Moment de grâce ensuite avec le groupe californien Gabriels qui revisite le standard « Stand by Me », la plus connue des chansons de Ben E King, mais aussi le titre d’un film de Rob Reiner, sorti en 1986.
Puis c’est la remise de la Palme d’or d’honneur par Uma Thurman à cette “star éternelle”, un “artiste généreux”, comme elle le présente si bien, Michael Douglas venu accompagné de son épouse Catherine Zeta-Jones et de leur fille Carys. Il surenchérit sur les propos de Ruben Östlund en disant notamment que « le cinéma souligne nos points de convergence et peut transcender nos limites et unir les êtres humains ».

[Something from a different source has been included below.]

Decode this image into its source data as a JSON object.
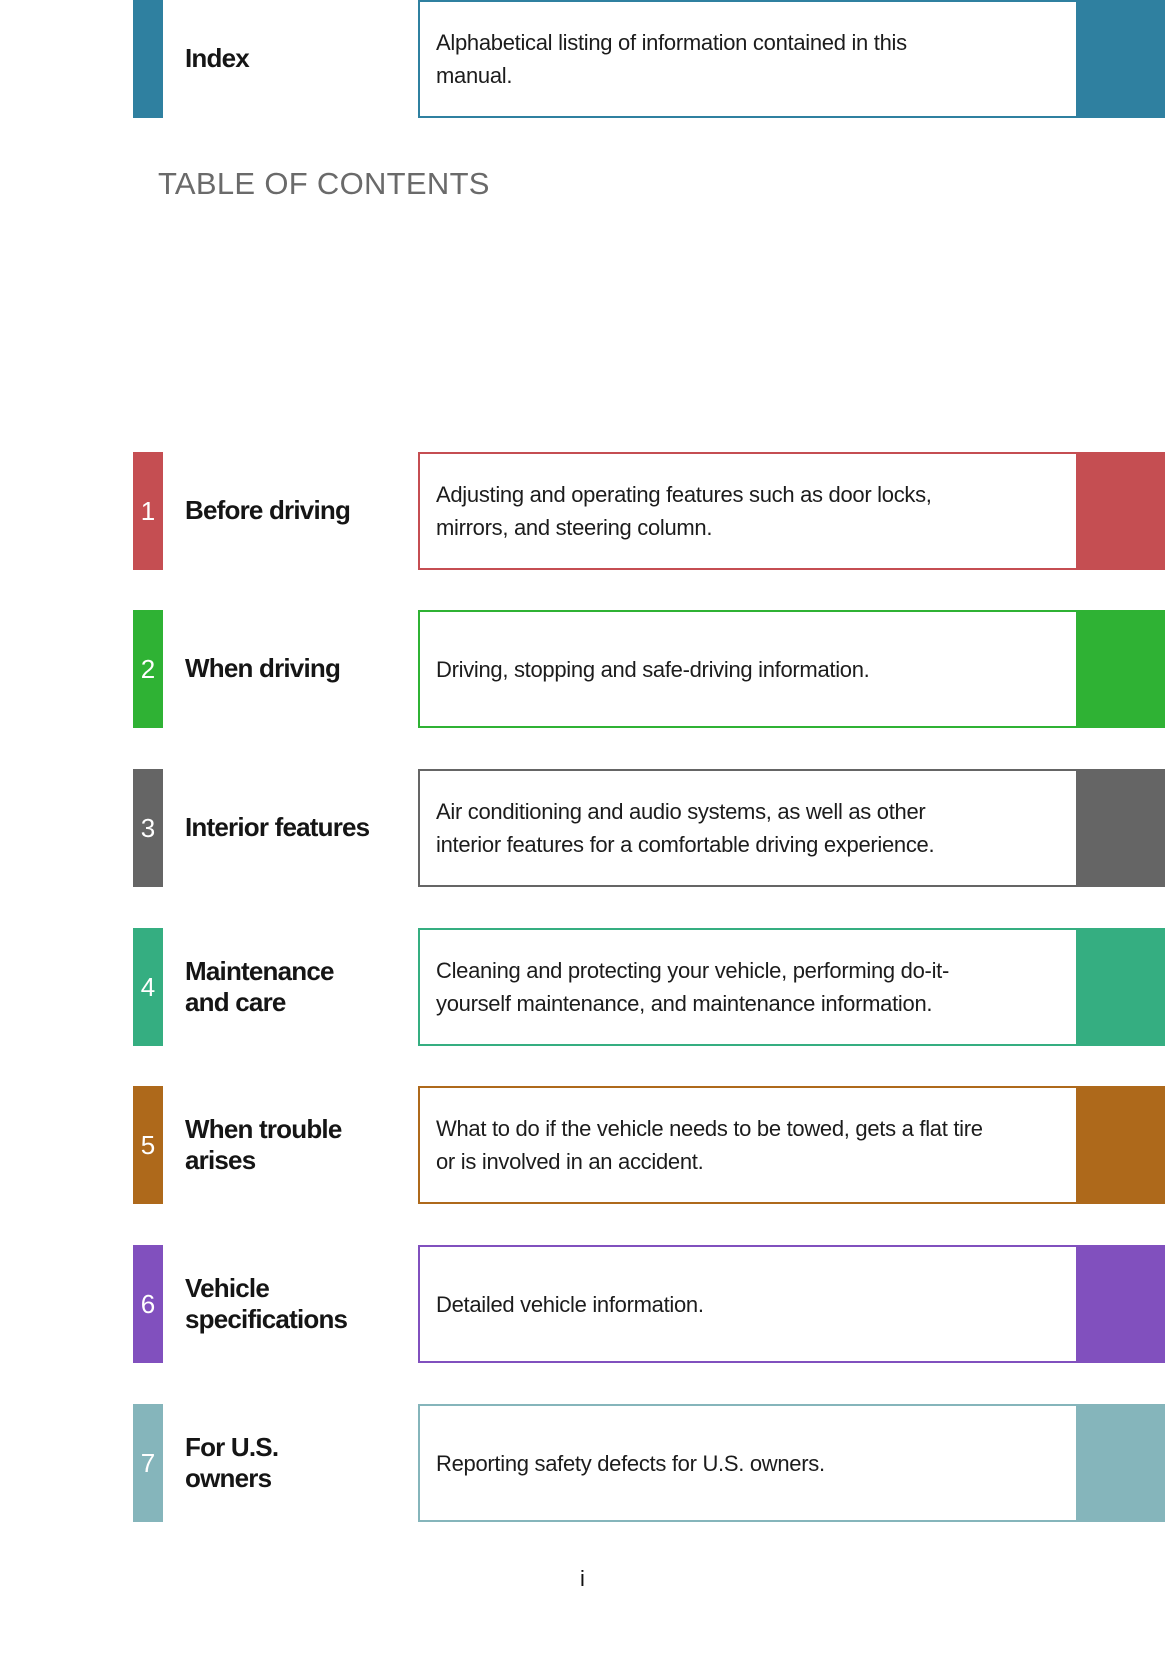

Standing ovation… Puis, celle qui veille iconiquement sur cette 76ème édition, descend de son affiche pour rejoindre la scène et sa fille Chiara. Catherine Deneuve ouvre officiellement ce Festival, non sans oublier de dire, avec émotion, quelques vers de la poétesse ukrainienne Lessia Oukraïnka : « Je n’ai plus ni bonheur ni liberté. Une seule espérance m’est restée : revenir un jour dans ma belle Ukraine, revoir une fois ma terre lointaine, contempler encore le Dniepr si bleu, y vivre ou mourir importe bien peu, revoir une fois les tertres, les plaines, et brûler au feu des pensées anciennes… Je n’ai plus ni bonheur ni liberté, une seule espérance m’est restée.”
Mais la soirée n’est pas terminée. Qui dit cérémonie d’ouverture dit aussi film d’ouverture. Cette année, Cannes nous propose du grand et beau spectacle avec Jeanne du Barry, réalisé par Maïween qui y interprète avec brio son héroïne, Jeanne Vaubernier, fille du peuple avide de s’élever socialement, qui met à profit ses charmes pour sortir de sa condition jusqu’à se retrouver la favorite du Roi et vivre avec lui une grande histoire d’amour.
Le film sort aujourd’hui même en salle. Il marque aussi le grand retour de Johnny Deep sur grand écran, après ses déboires juridiques qui l’opposait à son ex Amber Heard. Il y tient le rôle de Louis XV avec justesse et sobriété et surtout un immense charisme. Mais c’est aussi la prestation très touchante de Benjamin Lavernhe qu’il faut retenir. il est le premier valet de chambre du Roi, La Borde, chargé de former la future jeune maîtresse dont il devient l’ami, aux usages de la cour (avant de présenter, vendredi 26, L’abbé Pierre, une vie de Combats dont il tient le rôle-titre.). Lavernhe incarne son personnage avec grâce, dans un positionnement fait de rectitude où se dispute à l’humour et l’émotion.
Jeanne du Barry offre une jolie évocation de la vie agitée à la cour du roi Louis XV, servie par une mise en scène somme toute très classique mais se voulant aussi marquée d’un esprit moderne, en abordant en particulier la condition féminine et certaines problématiques de notre société contemporaine.
On a là typiquement un vrai divertissement qui intègre du fond et le fait plutôt bien. Le tournage en 35 mm a en partie eu lieu au Château de Versailles et offre donc un décor on ne peut plus à la hauteur du projet et la conception des costumes est en plus remarquable, donnant vie à cette « culture royale à la française », luxueuse et grandiose, à travers des murs couverts de fleurs, des plafonds dramatiquement hauts et des robes de toutes les nuances et de tous les motifs. La partition de Stephen Warbeck est aussi parfaitement adaptée.
Maïwenn donne une interprétation engageante, pleine d’entrain qui permet aux spectateurs d’avoir de l’empathie pour Jeanne et de comprendre son cheminement et sa situation si particulière.